One of my favorite conversations is with young women who are considering coming out and who ask me for advice. How do I tell my parents? What if my friends reject me? How will this change my identity in the world? When I tell them my story, I’m telling them about more than that first fun night with another woman. What I’m really sharing is how I got to the breaking point where it was no longer serving me to remain in the closet. When I tell them about getting to love a woman for the first time, I’m really telling them about how I survived, and ultimately how I thrived. When I tell my story to straight people, it’s the first time many of them have considered what it was like growing up feeling like an outcast.

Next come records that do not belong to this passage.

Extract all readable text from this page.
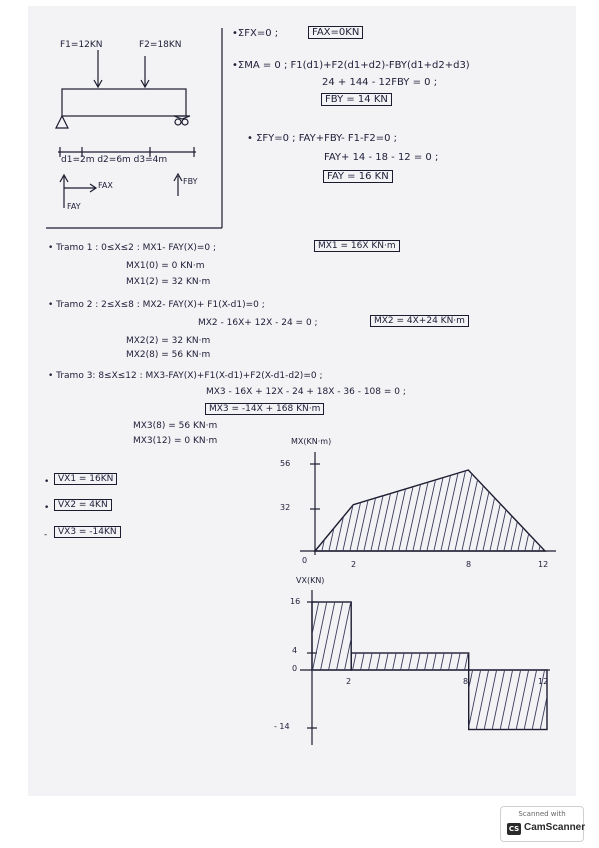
F1=12KN	F2=18KN
d1=2m d2=6m d3=4m
FAX
FAY
FBY
•ΣFX=0 ;	FAX=0KN
•ΣMA = 0 ; F1(d1)+F2(d1+d2)-FBY(d1+d2+d3)
24 + 144 - 12FBY = 0 ;
FBY = 14 KN
• ΣFY=0 ; FAY+FBY- F1-F2=0 ;
FAY+ 14 - 18 - 12 = 0 ;
FAY = 16 KN
• Tramo 1 : 0≤X≤2 : MX1- FAY(X)=0 ;	MX1 = 16X KN·m
MX1(0) = 0 KN·m
MX1(2) = 32 KN·m
• Tramo 2 : 2≤X≤8 : MX2- FAY(X)+ F1(X-d1)=0 ;
MX2 - 16X+ 12X - 24 = 0 ;	MX2 = 4X+24 KN·m
MX2(2) = 32 KN·m
MX2(8) = 56 KN·m
• Tramo 3: 8≤X≤12 : MX3-FAY(X)+F1(X-d1)+F2(X-d1-d2)=0 ;
MX3 - 16X + 12X - 24 + 18X - 36 - 108 = 0 ;
MX3 = -14X + 168 KN·m
MX3(8) = 56 KN·m
MX3(12) = 0 KN·m
• VX1 = 16KN
• VX2 = 4KN
-	VX3 = -14KN
MX(KN·m)
56
32
0	2	8	12
VX(KN)
16
4
0
- 14
2	8	12
Scanned with
CS CamScanner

Years ago, I drove to a conference with a colleague I didn’t know well. As an African American woman, she had her own account of feeling like an outsider, someone who had been looked down upon by the majority of people she encountered every day. Although we grew up around the same time, neither of us imagined that someone not like us could have had a similar experience. Telling our stories helped each of us to understand the other and ourselves. We ended up realizing we had much more in common than either of us would have guessed.
More than anything, gay people telling their stories reminds all of us that, though times may have changed, it wasn’t that long ago that many of us kept our personal lives a secret. Our fears of losing our families, our jobs, the respect of our communities, and the love of friends kept us hidden. That moment when we decided to honor our own truths before following the rules of a bigoted society is one we need to remember, and it’s one we need to share with others.
Telling your story is fun. There is nothing like the thrill of that first kiss with someone who loved you back for the first time. But more than that, telling your personal story is part of our history as a community, part of a time we want to remember so we don’t let it happen again.